We’re now well into 2012 — well, we’re at least past the point of accidentally writing 2011 by mistake. 2011 has come and gone, the numbers are all in, and you should now have a pretty good picture of how your staffing business weathered the year. For most staffing companies, January 2012 started off stronger than January 2011. All indicators show the staffing industry to be fairly strong for the coming year. With spring just around the corner, now is a great time to focus on a little bit of house keeping.
With all the tax changes that have occurred in the last few months, have you spent the time to review the profitability of each of your placements?
Changes to the tax code can make a big impact on your profit margins. That can cause quite an unpleasant surprise if you’re not taking the changes into account when determining your markups.
FUTA Credit Reduction is one area that has negatively impacted many staffing companies. In November 2011, 20 states and the Virgin Islands lost a portion of their Federal Unemployment tax credit, resulting in additional tax liabilities due January 31, 2012.
States that incurred FUTA Credit Reductions in 2011 were: Arkansas, California, Connecticut, Florida, Georgia, Illinois, Indiana, Kentucky, Michigan, Minnesota, Missouri, Nevada, New Jersey, New York, North Carolina, Ohio, Pennsylvania, Rhode Island, Virgin Islands, Virginia and Wisconsin. (Michigan has paid their loan in 2012 and will therefore not have a credit reduction in 2012.)
Were you one of the many business owners required to dig deep into your pockets to pay this liability?
Most staffing owners were not able to recoup this additional liability in their billings during 2011. Now is the time to make sure you’re covered for 2012.
Have you included this 0.3% liability in your bill rates for 2012? Unfortunately, it is anticipated that these same states will lose a portion of their FUTA tax credit for 2012, as well. It is also possible that there may be additional states added to this list for 2012.
One such state is Arizona. Arizona recently announced that they will not be paying off their loan this year, resulting in a FUTA tax credit loss for the current year.
What have you done to plan for this possible tax liability?
If you outsource your payroll processing, is your current provider offering to start withholding the anticipated increased rate so you are not getting slapped at the end of the year with a large, unexpected liability? If you’re not sure, it’s definitely worth a phone call or email to find out.

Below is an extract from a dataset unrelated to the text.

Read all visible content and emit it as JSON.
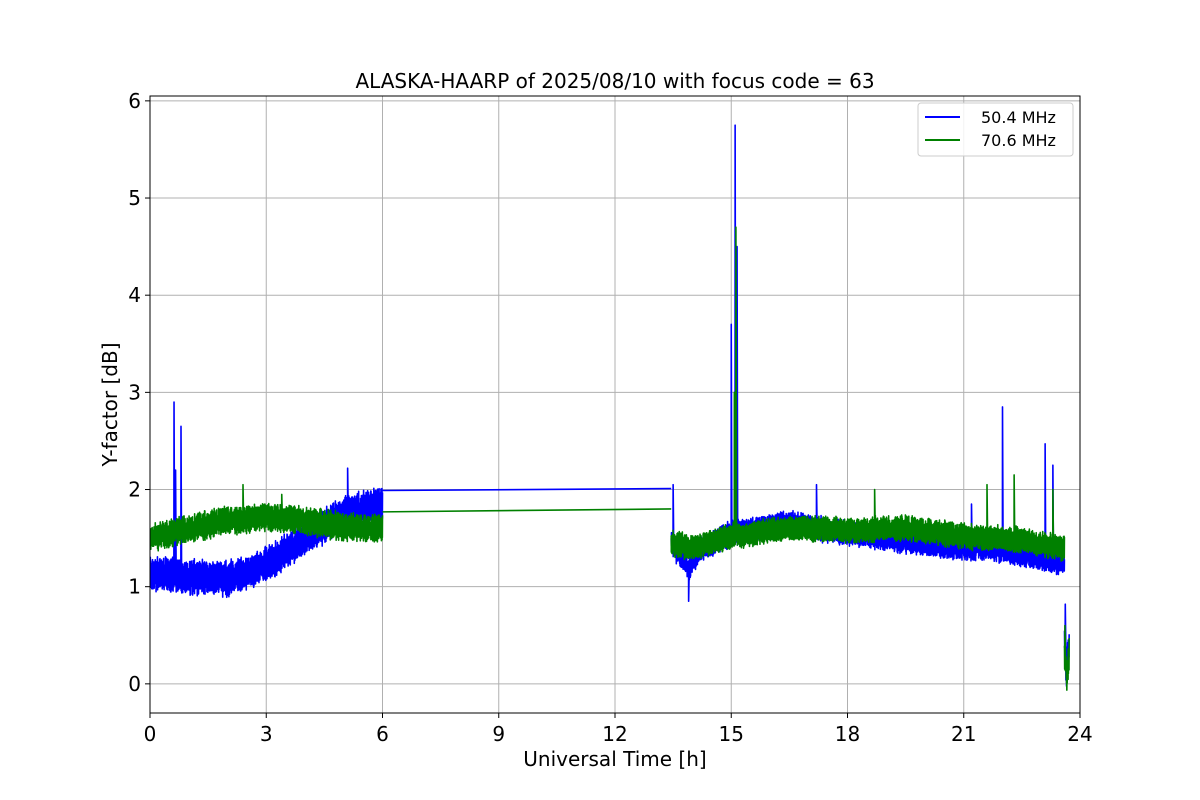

In the meantime, to stay current on all the changes, check out Tricom’s Legislative Updates page at http://www.tricom.com/press-a-news/legislative-updates.html.

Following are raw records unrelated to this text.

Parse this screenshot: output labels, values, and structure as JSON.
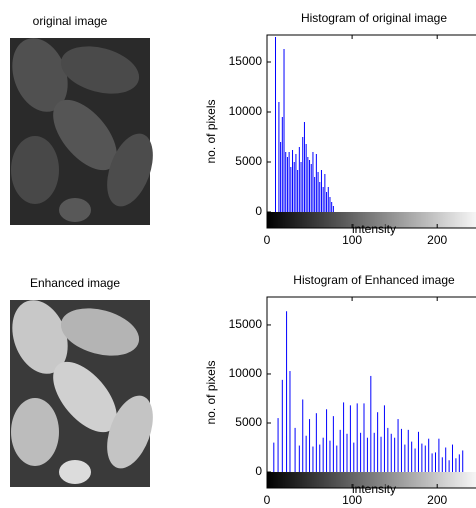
{
  "images": [
    {
      "title": "original image"
    },
    {
      "title": "Enhanced image"
    }
  ],
  "chart_data": [
    {
      "type": "stem",
      "title": "Histogram of original image",
      "xlabel": "intensity",
      "ylabel": "no. of pixels",
      "xlim": [
        0,
        255
      ],
      "ylim": [
        -1600,
        17700
      ],
      "xticks": [
        0,
        100,
        200
      ],
      "yticks": [
        0,
        5000,
        10000,
        15000
      ],
      "color": "#0000ff",
      "x": [
        10,
        14,
        16,
        18,
        20,
        22,
        24,
        26,
        28,
        30,
        32,
        34,
        36,
        38,
        40,
        42,
        44,
        46,
        48,
        50,
        52,
        54,
        56,
        58,
        60,
        62,
        64,
        66,
        68,
        70,
        72,
        74,
        76,
        78
      ],
      "values": [
        17500,
        11000,
        7000,
        9500,
        16300,
        6000,
        5500,
        6000,
        4500,
        6200,
        5000,
        5800,
        4200,
        6500,
        5000,
        7500,
        9000,
        6800,
        5500,
        5200,
        4800,
        6000,
        3500,
        5800,
        4000,
        3000,
        4200,
        2500,
        3800,
        2000,
        2500,
        1500,
        1000,
        600
      ]
    },
    {
      "type": "stem",
      "title": "Histogram of Enhanced image",
      "xlabel": "intensity",
      "ylabel": "no. of pixels",
      "xlim": [
        0,
        255
      ],
      "ylim": [
        -1630,
        17850
      ],
      "xticks": [
        0,
        100,
        200
      ],
      "yticks": [
        0,
        5000,
        10000,
        15000
      ],
      "color": "#0000ff",
      "x": [
        8,
        13,
        18,
        23,
        27,
        33,
        38,
        42,
        46,
        50,
        54,
        58,
        62,
        66,
        70,
        74,
        78,
        82,
        86,
        90,
        94,
        98,
        102,
        106,
        110,
        114,
        118,
        122,
        126,
        130,
        134,
        138,
        142,
        146,
        150,
        154,
        158,
        162,
        166,
        170,
        174,
        178,
        182,
        186,
        190,
        194,
        198,
        202,
        206,
        210,
        214,
        218,
        222,
        226,
        230
      ],
      "values": [
        3000,
        5500,
        9400,
        16400,
        10300,
        4500,
        2700,
        7400,
        3700,
        5400,
        2600,
        6000,
        2800,
        3500,
        6400,
        3200,
        5700,
        2700,
        4300,
        7100,
        3900,
        6800,
        3000,
        7000,
        4000,
        7000,
        3500,
        9800,
        4000,
        6100,
        3600,
        6800,
        4500,
        3900,
        3500,
        5400,
        4400,
        2800,
        4300,
        3100,
        2400,
        4100,
        2900,
        2700,
        3400,
        1900,
        2000,
        3400,
        1500,
        2500,
        1200,
        2800,
        1400,
        1800,
        2200
      ]
    }
  ]
}
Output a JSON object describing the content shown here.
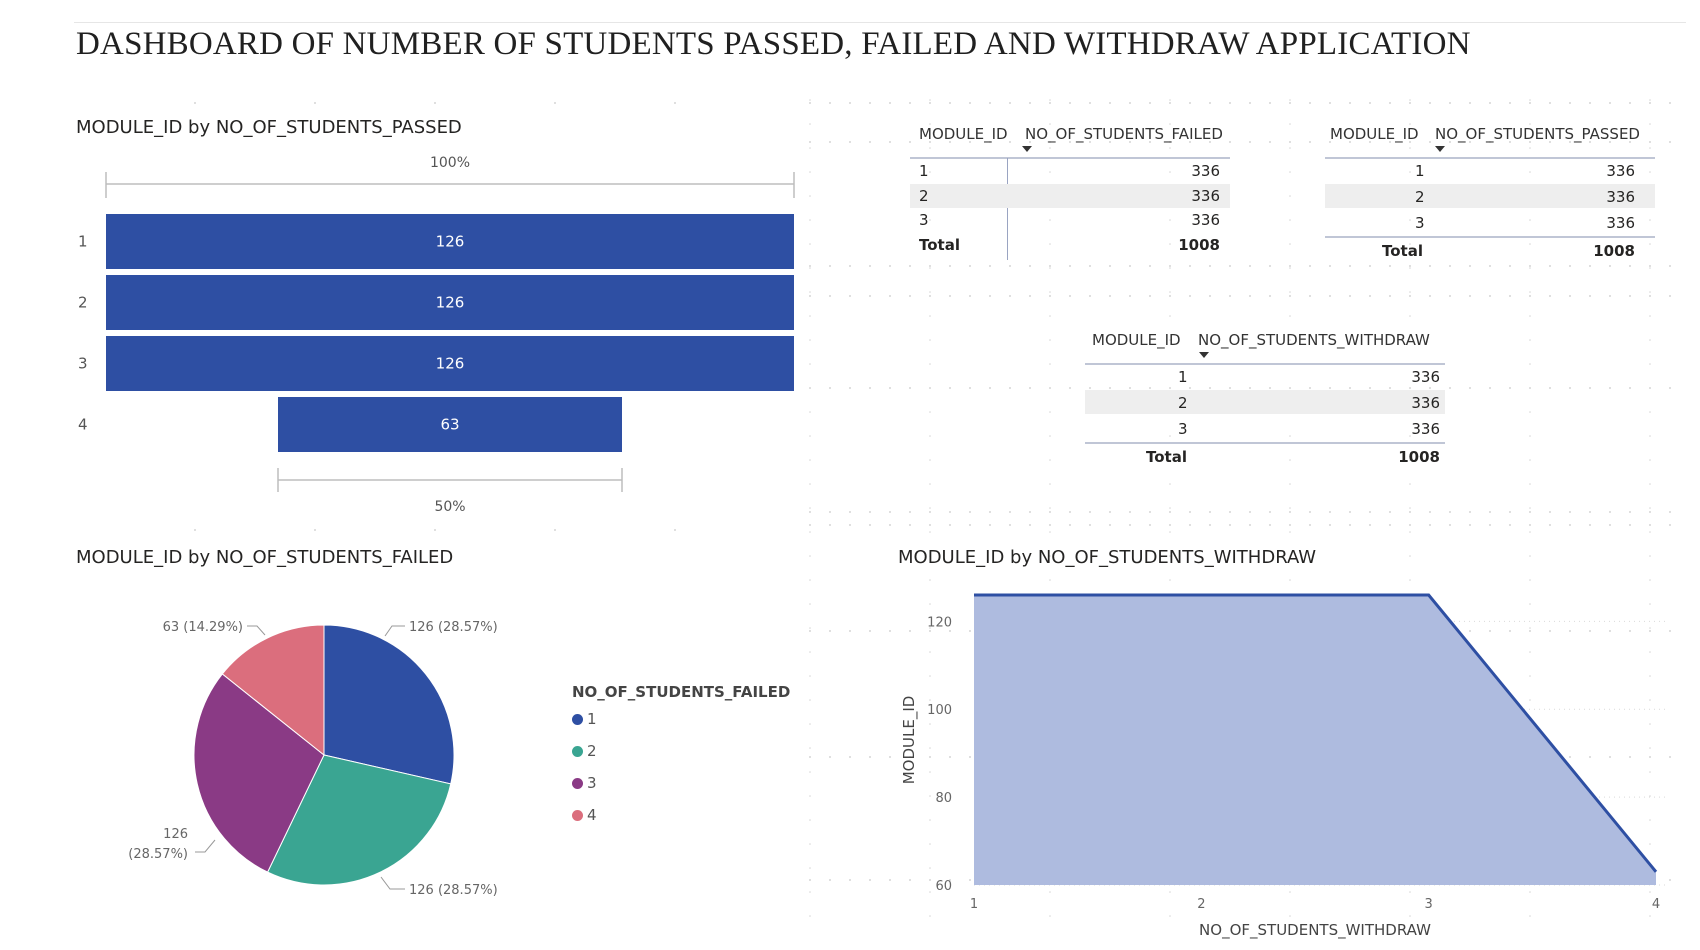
{
  "page": {
    "title": "DASHBOARD OF NUMBER OF STUDENTS PASSED, FAILED AND WITHDRAW APPLICATION"
  },
  "colors": {
    "blue": "#2E4FA3",
    "teal": "#3AA592",
    "purple": "#8A3A85",
    "pink": "#DB6E7D",
    "area_fill": "#AEBBDF",
    "area_line": "#2E4FA3"
  },
  "funnel": {
    "title": "MODULE_ID by NO_OF_STUDENTS_PASSED",
    "top_pct": "100%",
    "bottom_pct": "50%"
  },
  "pie": {
    "title": "MODULE_ID by NO_OF_STUDENTS_FAILED",
    "legend_title": "NO_OF_STUDENTS_FAILED",
    "label_top_right": "126 (28.57%)",
    "label_top_left": "63 (14.29%)",
    "label_left_value": "126",
    "label_left_pct": "(28.57%)",
    "label_bottom": "126 (28.57%)"
  },
  "area": {
    "title": "MODULE_ID by NO_OF_STUDENTS_WITHDRAW",
    "xlabel": "NO_OF_STUDENTS_WITHDRAW",
    "ylabel": "MODULE_ID"
  },
  "table_failed": {
    "headers": [
      "MODULE_ID",
      "NO_OF_STUDENTS_FAILED"
    ],
    "rows": [
      [
        "1",
        "336"
      ],
      [
        "2",
        "336"
      ],
      [
        "3",
        "336"
      ]
    ],
    "total": [
      "Total",
      "1008"
    ]
  },
  "table_passed": {
    "headers": [
      "MODULE_ID",
      "NO_OF_STUDENTS_PASSED"
    ],
    "rows": [
      [
        "1",
        "336"
      ],
      [
        "2",
        "336"
      ],
      [
        "3",
        "336"
      ]
    ],
    "total": [
      "Total",
      "1008"
    ]
  },
  "table_withdraw": {
    "headers": [
      "MODULE_ID",
      "NO_OF_STUDENTS_WITHDRAW"
    ],
    "rows": [
      [
        "1",
        "336"
      ],
      [
        "2",
        "336"
      ],
      [
        "3",
        "336"
      ]
    ],
    "total": [
      "Total",
      "1008"
    ]
  },
  "chart_data": [
    {
      "type": "bar",
      "subtype": "funnel",
      "title": "MODULE_ID by NO_OF_STUDENTS_PASSED",
      "categories": [
        "1",
        "2",
        "3",
        "4"
      ],
      "values": [
        126,
        126,
        126,
        63
      ],
      "data_labels": [
        "126",
        "126",
        "126",
        "63"
      ]
    },
    {
      "type": "pie",
      "title": "MODULE_ID by NO_OF_STUDENTS_FAILED",
      "legend_title": "NO_OF_STUDENTS_FAILED",
      "legend_position": "right",
      "categories": [
        "1",
        "2",
        "3",
        "4"
      ],
      "values": [
        126,
        126,
        126,
        63
      ],
      "percents": [
        28.57,
        28.57,
        28.57,
        14.29
      ]
    },
    {
      "type": "area",
      "title": "MODULE_ID by NO_OF_STUDENTS_WITHDRAW",
      "xlabel": "NO_OF_STUDENTS_WITHDRAW",
      "ylabel": "MODULE_ID",
      "x": [
        1,
        2,
        3,
        4
      ],
      "y": [
        126,
        126,
        126,
        63
      ],
      "x_ticks": [
        "1",
        "2",
        "3",
        "4"
      ],
      "y_ticks": [
        "60",
        "80",
        "100",
        "120"
      ],
      "ylim": [
        60,
        126
      ],
      "grid": true
    },
    {
      "type": "table",
      "columns": [
        "MODULE_ID",
        "NO_OF_STUDENTS_FAILED"
      ],
      "rows": [
        [
          "1",
          336
        ],
        [
          "2",
          336
        ],
        [
          "3",
          336
        ]
      ],
      "total": 1008
    },
    {
      "type": "table",
      "columns": [
        "MODULE_ID",
        "NO_OF_STUDENTS_PASSED"
      ],
      "rows": [
        [
          "1",
          336
        ],
        [
          "2",
          336
        ],
        [
          "3",
          336
        ]
      ],
      "total": 1008
    },
    {
      "type": "table",
      "columns": [
        "MODULE_ID",
        "NO_OF_STUDENTS_WITHDRAW"
      ],
      "rows": [
        [
          "1",
          336
        ],
        [
          "2",
          336
        ],
        [
          "3",
          336
        ]
      ],
      "total": 1008
    }
  ]
}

Workers Compensation increases already in the news include:
California Insurance Commissioner Dave approved a 37% increase in workers’ comp rates for 2012. The decision means California employers will pay a lot more for workers’ comp in 2012 than they did last year.

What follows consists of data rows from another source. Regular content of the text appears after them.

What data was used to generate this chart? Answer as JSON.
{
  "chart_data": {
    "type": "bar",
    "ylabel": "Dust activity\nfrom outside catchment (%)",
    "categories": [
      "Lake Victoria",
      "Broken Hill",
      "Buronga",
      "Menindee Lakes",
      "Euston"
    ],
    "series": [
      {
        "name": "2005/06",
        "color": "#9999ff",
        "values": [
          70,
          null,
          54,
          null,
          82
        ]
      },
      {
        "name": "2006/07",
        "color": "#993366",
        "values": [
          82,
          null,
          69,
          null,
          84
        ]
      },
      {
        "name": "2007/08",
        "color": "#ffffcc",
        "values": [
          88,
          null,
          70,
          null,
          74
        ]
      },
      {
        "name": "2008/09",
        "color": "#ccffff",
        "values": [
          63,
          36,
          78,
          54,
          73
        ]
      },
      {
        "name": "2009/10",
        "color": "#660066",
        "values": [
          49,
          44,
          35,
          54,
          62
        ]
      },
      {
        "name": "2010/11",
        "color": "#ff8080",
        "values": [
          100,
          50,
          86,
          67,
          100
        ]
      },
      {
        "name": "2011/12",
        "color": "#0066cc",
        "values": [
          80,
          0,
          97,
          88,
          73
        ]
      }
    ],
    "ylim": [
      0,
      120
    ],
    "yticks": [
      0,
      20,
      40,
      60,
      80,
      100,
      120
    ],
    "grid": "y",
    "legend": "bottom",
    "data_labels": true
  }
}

The Colorado Division of Insurance has ordered an average premium rate increase of 3.4% effective January 1, 2012.
Rates for Florida workers’ compensation increased by 8.9% on January 1, 2012.
Washington State proposed an increase for the Workers’ Compensation Rate, but at the last minute held rates flat for 2012. Does this mean higher rates for 2013?
Many other states announced increases to workers compensation rates as well, which is why it is critical to look at the profitability of each placement as it relates to these increased rates. Where do you stand with your rates? How about your experience modifier? Did that go up as well? Have you adjusted your rates to include the modifier and any other cost adjustments?
Both of these liabilities — employer taxes and workers compensation — can significantly impact the profitability of your business. Taking the time, at a minimum, to review the profitability of each placement can significantly impact your business.
Tricom has developed a Breakeven Analysis Tool to assist staffing company owners and sales executives to have a better understanding of the true costs of temporary placements and the profit associated with the assigned bill rate. Click here to a link for the Tricom Industry Insider webinar on the Breakeven Analysis Tool (first aired in May 2011).
Another way to protect your staffing company and your profits is to include language in your customer contracts that allows you to adjust rates due to increases in employer liabilities such as taxes and workers’ compensation costs.
When it comes to protecting your profit margins against unexpected tax and workers’ compensation liabilities, being forewarned means being forearmed. It’s critical to take the time sooner, rather than later, to ask questions and form a plan to protect your margins. Because when it comes to profit margins, as with many things in life, it’s always best to plan for the worst and hope for the best.